Over the last year or two I’ve gradually accumulated 6 of DMT’s 8″ continuous diamond sharpening stones. I started with Coarse, Fine, and Extra Fine per Paul Seller’s recommendation with a leather strop plus green compound for a hair-popping edge. Then curiosity compelled me to get the Extra Extra Coarse, Extra-Coarse, and Extra Extra Fine models. I have not purchased the special Medium stone because it costs $20 more than the other models. I’ll be using DMT’s shorthand for these throughout this post:
|Extra Extra Coarse||XX|
|Extra Extra Fine||EE|
This post is basically shitting on those last three models. I feel that with the C, F, and E models DMT has produced some very effective sharpening plates that efficiently remove metal to the advertised mesh.
The lowest two (XX & X) do remove metal faster than C. But not that much faster, not $50 faster. And I honestly have not noticed much of a difference between XX and X. XX has sort of a bumpy, gravelly feel to it not a sharp feeling. Yesterday I was straightening out the beefy 2-3/8″ blade on my Woodriver 5-1/2 plane blade, starting with the X plate. You know the drill, 3/4 of the bevel is done but then the remaining 1/4 has this thin triangular section that slowly wears away. As I spent minutes upon minutes sharpening away I there wasn’t a noticeable difference in the speed at which that triangle disappeared as I switched between XX, X, and C. No I did not time this or get very scientific but I was frustrated from a consumer perspective.
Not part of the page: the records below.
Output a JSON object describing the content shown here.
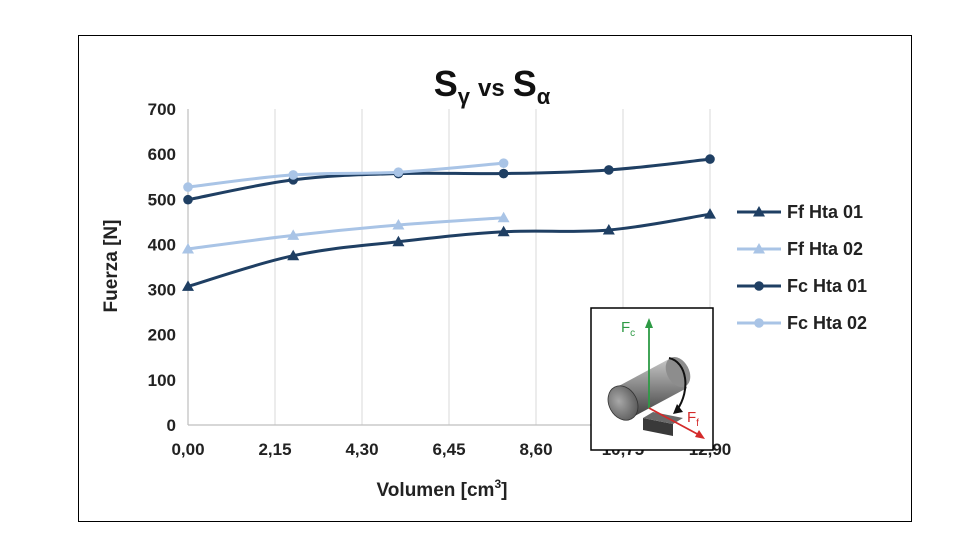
{
  "chart_data": {
    "type": "line",
    "title": {
      "main_a": "S",
      "sub_a": "γ",
      "vs": "vs",
      "main_b": "S",
      "sub_b": "α"
    },
    "xlabel": "Volumen [cm",
    "xlabel_sup": "3",
    "xlabel_end": "]",
    "ylabel": "Fuerza [N]",
    "xlim": [
      0,
      12.9
    ],
    "ylim": [
      0,
      700
    ],
    "xticks": [
      0,
      2.15,
      4.3,
      6.45,
      8.6,
      10.75,
      12.9
    ],
    "xtick_labels": [
      "0,00",
      "2,15",
      "4,30",
      "6,45",
      "8,60",
      "10,75",
      "12,90"
    ],
    "yticks": [
      0,
      100,
      200,
      300,
      400,
      500,
      600,
      700
    ],
    "ytick_labels": [
      "0",
      "100",
      "200",
      "300",
      "400",
      "500",
      "600",
      "700"
    ],
    "grid": "vertical",
    "legend_position": "right",
    "series": [
      {
        "name": "Ff Hta 01",
        "color": "#1f3f63",
        "marker": "triangle",
        "x": [
          0,
          2.6,
          5.2,
          7.8,
          10.4,
          12.9
        ],
        "y": [
          307,
          375,
          406,
          428,
          432,
          467
        ]
      },
      {
        "name": "Ff Hta 02",
        "color": "#a9c4e6",
        "marker": "triangle",
        "x": [
          0,
          2.6,
          5.2,
          7.8
        ],
        "y": [
          390,
          420,
          443,
          459
        ]
      },
      {
        "name": "Fc Hta 01",
        "color": "#1f3f63",
        "marker": "circle",
        "x": [
          0,
          2.6,
          5.2,
          7.8,
          10.4,
          12.9
        ],
        "y": [
          499,
          543,
          557,
          557,
          565,
          589
        ]
      },
      {
        "name": "Fc Hta 02",
        "color": "#a9c4e6",
        "marker": "circle",
        "x": [
          0,
          2.6,
          5.2,
          7.8
        ],
        "y": [
          527,
          554,
          560,
          580
        ]
      }
    ],
    "inset": {
      "force_c_main": "F",
      "force_c_sub": "c",
      "force_f_main": "F",
      "force_f_sub": "f",
      "color_c": "#2e9a45",
      "color_f": "#d42a2a"
    }
  }
}
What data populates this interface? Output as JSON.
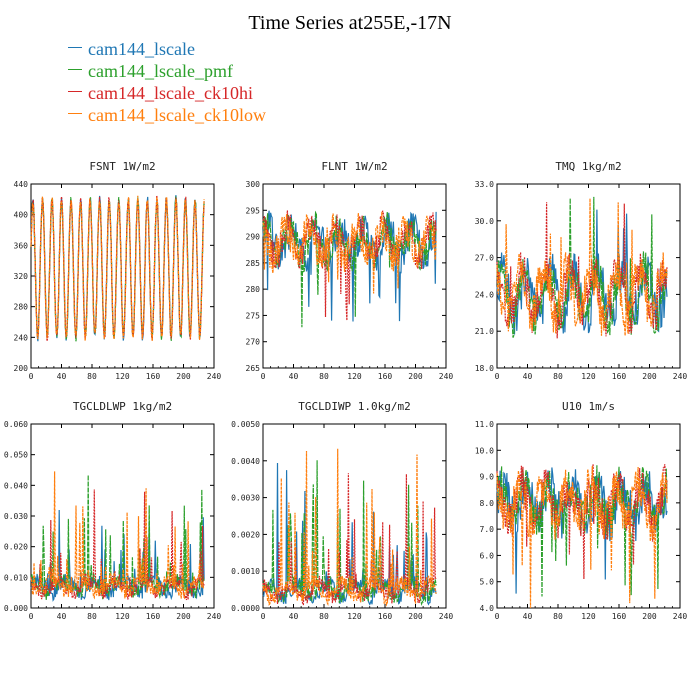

At the top end is the EE model. Out of the box it leaves a scratch pattern much more coarse than E and apparently requires a ton of break-in time to get good. Some folks on Bladeforums.com have had success, this fellow spent a year breaking in his plate. Personally I’m not willing to spent that kind of time on a product. We’re here to make things not sharpen. Related to this, I recently picked up an 8k Kuromaku Shapton stone and got a mirror finish coming from the DMT E plate in something like 20 seconds. Super fast and easy.
I did spend some time trying to break in my EE plate, perhaps 15-20 minutes scrubbing with a 1″ square of steel. It still leaves a pronounced scratch pattern after all that; I’m done with it.
Here’s my quick summary of the plates I’ve used
|Extra Extra Coarse||Way too slow for something advertised as 120 mesh.|
|Extra Coarse||Slower that it should be, is a bit faster than Coarse. Also useful for flattening water stones.|
|Coarse||Works quickly enough, leaves a healthy surface|
|Extra Fine||Works great, leaves a surface that reflects light but is not mirror-smooth|
|Extra Extra Fine||Not worth the time investment|
I feel that DMT’s plates belong in the middle of your sharpening progression. Paul Sellers does C, F, E + strop. Rob Cosman goes from a 1k diamond plate right to a 16k ceramic stone.
Serious shape changes can be done with the X or C plates, albeit slowly. Or you could gently perform those modifications on your bench grinder. Or you could do them on cheap sandpaper and a flat surface.
On the fine end a strop plus honing compound will get you a very sharp edge but you truly do need to hit it for 50 strokes. Waterstones are an option here too but introduce more cost especially with the need to flatten them.
I’m going to stick with my C, F, E + Shapton for day-to-day tasks. I’m keeping the X for waterstone flattening. XX and EE are heading out to eBay.